In the wake of the Sandy Hook shooting just more than one year ago, a disturbing national trend emerged: Gun sales surged as many states relaxed gun laws already on the books. In Ohio, the Republican-controlled legislature, often eager to follow the National Rifle Association’s agenda, is looking at a number of ways to roll back gun laws.
One of the most ill-considered would eliminate the requirement to get a license to carry a concealed weapon. The bill, recently introduced by Republican Reps. Ron Hood of Ashville and Matt Lynch of Bainbridge Township, would allow anyone at least 21 years of age to carry a concealed firearm, as long as no other law prohibited the person from doing so.
This wildly expansive view of Second Amendment rights would end the reasonable process put in place for those who wish to get a concealed carry license. Under current law, applicants must take a training course, be fingerprinted and undergo mental competency and criminal background checks.

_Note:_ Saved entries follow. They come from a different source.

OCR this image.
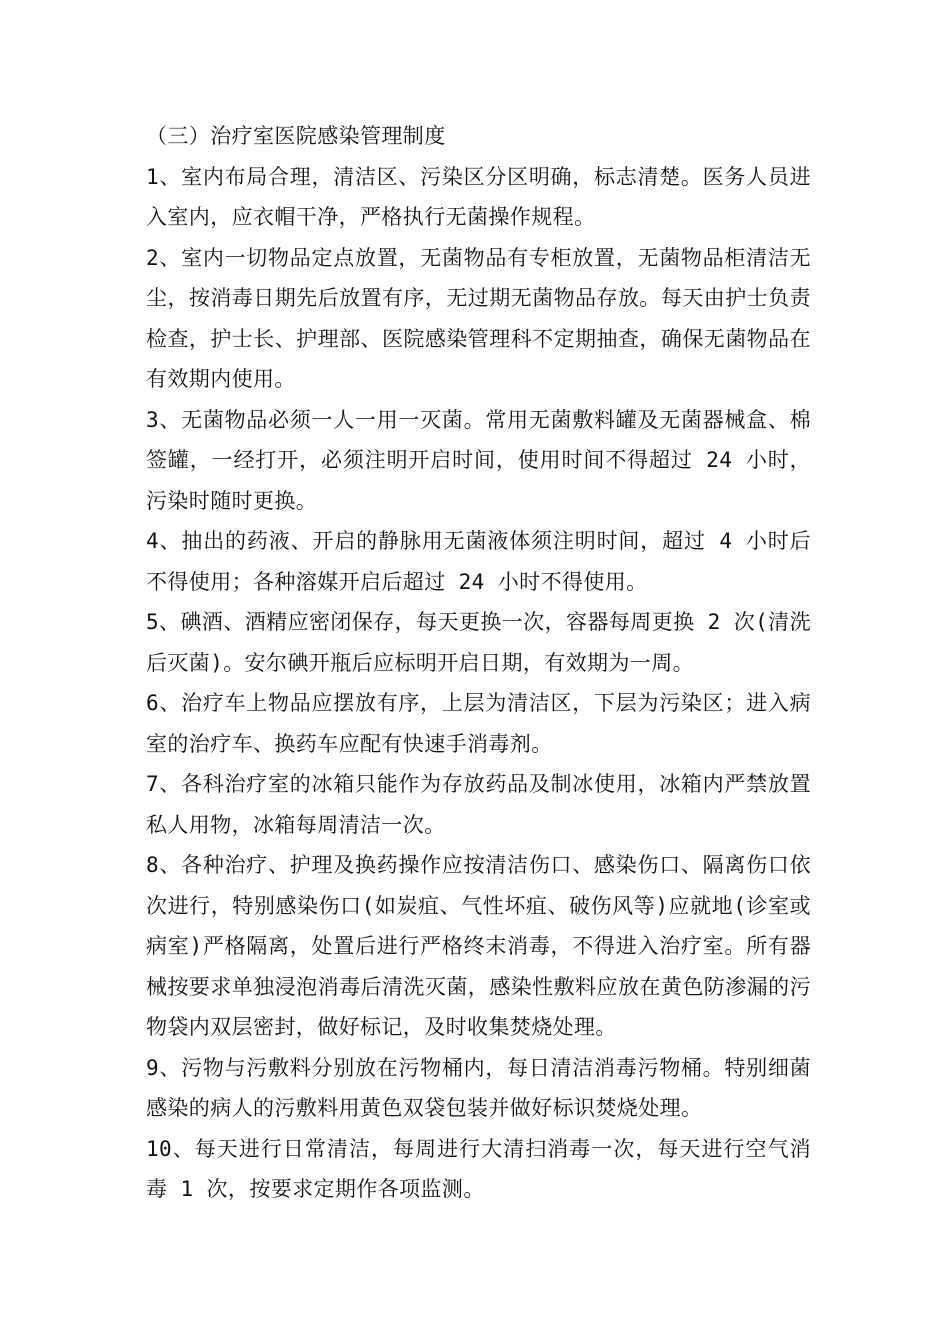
（三）治疗室医院感染管理制度

1、室内布局合理，清洁区、污染区分区明确，标志清楚。医务人员进入室内，应衣帽干净，严格执行无菌操作规程。

2、室内一切物品定点放置，无菌物品有专柜放置，无菌物品柜清洁无尘，按消毒日期先后放置有序，无过期无菌物品存放。每天由护士负责检查，护士长、护理部、医院感染管理科不定期抽查，确保无菌物品在有效期内使用。

3、无菌物品必须一人一用一灭菌。常用无菌敷料罐及无菌器械盒、棉签罐，一经打开，必须注明开启时间，使用时间不得超过 24 小时，污染时随时更换。

4、抽出的药液、开启的静脉用无菌液体须注明时间，超过 4 小时后不得使用；各种溶媒开启后超过 24 小时不得使用。

5、碘酒、酒精应密闭保存，每天更换一次，容器每周更换 2 次(清洗后灭菌)。安尔碘开瓶后应标明开启日期，有效期为一周。

6、治疗车上物品应摆放有序，上层为清洁区，下层为污染区；进入病室的治疗车、换药车应配有快速手消毒剂。

7、各科治疗室的冰箱只能作为存放药品及制冰使用，冰箱内严禁放置私人用物，冰箱每周清洁一次。

8、各种治疗、护理及换药操作应按清洁伤口、感染伤口、隔离伤口依次进行，特别感染伤口(如炭疽、气性坏疽、破伤风等)应就地(诊室或病室)严格隔离，处置后进行严格终末消毒，不得进入治疗室。所有器械按要求单独浸泡消毒后清洗灭菌，感染性敷料应放在黄色防渗漏的污物袋内双层密封，做好标记，及时收集焚烧处理。

9、污物与污敷料分别放在污物桶内，每日清洁消毒污物桶。特别细菌感染的病人的污敷料用黄色双袋包装并做好标识焚烧处理。

10、每天进行日常清洁，每周进行大清扫消毒一次，每天进行空气消毒 1 次，按要求定期作各项监测。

The action by Hood and Lynch follows House passage of a bill that would weaken training requirements for concealed carry and end the state’s requirement that one has a duty to retreat, if possible, before using deadly force in self-defense. Among other measures awaiting action is a bill that would make it a felony for police to enforce any new federal gun restrictions and one that would allow silencers on hunting rifles.
As Jim Carney, a Beacon Journal staff writer, reported Saturday, the number of concealed carry licenses taken out in Summit County has increased dramatically this year, hardly an indication that the process for getting one is creating an undue burden. If anything, background checks should be expanded and made more thorough as a sensible precaution against future violence.
No rights are absolute, a point that Hood, Lynch and their allies struggle to grasp. They are correct to say that some will carry weapons without a license. But the risk posed by those who willfully ignore the law fails to justify dismantling its pragmatic protections.